A man lives on the fifteenth floor of an apartment building. Every morning he takes the elevator down to the lobby and leaves the building. In the evening, he gets into the elevator, and, if there is someone else in the elevator, or if it was raining that day, he goes back to his floor directly. Otherwise, he goes to the tenth floor and walks up five flights of stairs to his apartment. Can you explain why he does this?

Find the next number in the following series:
6, 14, 26, 98, __?

You are mixing a mixture of cement and Sand with five gallons of water. You have a garden hose giving you all the water you need. The problem is that you only have a four-gallon bucket and a seven-gallon bucket and neither has graduation marks. Find a method to measure five gallons.
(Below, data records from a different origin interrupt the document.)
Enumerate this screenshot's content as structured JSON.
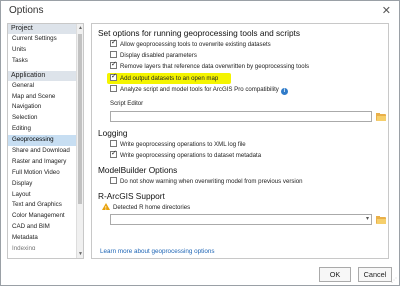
{
  "window": {
    "title": "Options",
    "close_glyph": "✕"
  },
  "sidebar": {
    "project_header": "Project",
    "project_items": [
      "Current Settings",
      "Units",
      "Tasks"
    ],
    "application_header": "Application",
    "application_items": [
      "General",
      "Map and Scene",
      "Navigation",
      "Selection",
      "Editing",
      "Geoprocessing",
      "Share and Download",
      "Raster and Imagery",
      "Full Motion Video",
      "Display",
      "Layout",
      "Text and Graphics",
      "Color Management",
      "CAD and BIM",
      "Metadata",
      "Indexing"
    ],
    "selected": "Geoprocessing"
  },
  "main": {
    "section1_title": "Set options for running geoprocessing tools and scripts",
    "options": [
      {
        "label": "Allow geoprocessing tools to overwrite existing datasets",
        "checked": true
      },
      {
        "label": "Display disabled parameters",
        "checked": false
      },
      {
        "label": "Remove layers that reference data overwritten by geoprocessing tools",
        "checked": true
      },
      {
        "label": "Add output datasets to an open map",
        "checked": true,
        "highlighted": true
      },
      {
        "label": "Analyze script and model tools for ArcGIS Pro compatibility",
        "checked": false,
        "info": true
      }
    ],
    "script_editor_label": "Script Editor",
    "script_editor_value": "",
    "logging_title": "Logging",
    "logging_options": [
      {
        "label": "Write geoprocessing operations to XML log file",
        "checked": false
      },
      {
        "label": "Write geoprocessing operations to dataset metadata",
        "checked": true
      }
    ],
    "modelbuilder_title": "ModelBuilder Options",
    "modelbuilder_option": {
      "label": "Do not show warning when overwriting model from previous version",
      "checked": false
    },
    "rarcgis_title": "R-ArcGIS Support",
    "r_home_label": "Detected R home directories",
    "r_home_value": "",
    "learn_link": "Learn more about geoprocessing options"
  },
  "buttons": {
    "ok": "OK",
    "cancel": "Cancel"
  },
  "colors": {
    "highlight": "#f4f400",
    "selected_bg": "#c7def2",
    "link": "#1c64b5",
    "info": "#2f7bc9",
    "warning": "#e8a20c"
  }
}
We have shown you a regular water barrel as below. Without using any measuring device can you check if the barrel is more than half-filled or less than half-filled?

What numbers should go on the bottom line?
3 6 9 15
8 2 10 12
11 8 19 27
19 10 29 39
? ? ? ?

A mother bought three dress for her triplets daughters(one for each) and put the dresses in the dark. One by one the girls come and pick a dress.
What is the probability that no girl will choose her own dress?

using four eights (8) and a one (1) and one mathematical symbol , create the number 100

our enemy challenges you to play Russian Roulette with a 6-cylinder pistol (meaning it has room for 6 bullets). He puts 2 bullets into the gun in consecutive slots, and leaves the next four slots blank. He spins the barrel and hands you the gun. You point the gun at yourself and pull the trigger. It doesn't go off. Your enemy tells you that you need to pull the trigger one more time, and that you can choose to either spin the barrel at random, or not, before pulling the trigger again. Spinning the barrel will position the barrel in a random position.

Assuming you'd like to live, should you spin the barrel or not before pulling the trigger again?

You visit a home for specially-abled children on the occasion of Christmas where you meet with 50 children. You have a box of chocolates containing 50 chocolates exactly.

What if you were asked to one chocolate to each child in a manner that one chocolate still remains in the box? Is it possible?

If you remove one from eleven, it becomes ten. If you remove one from nine, it becomes ten.

How is this possible?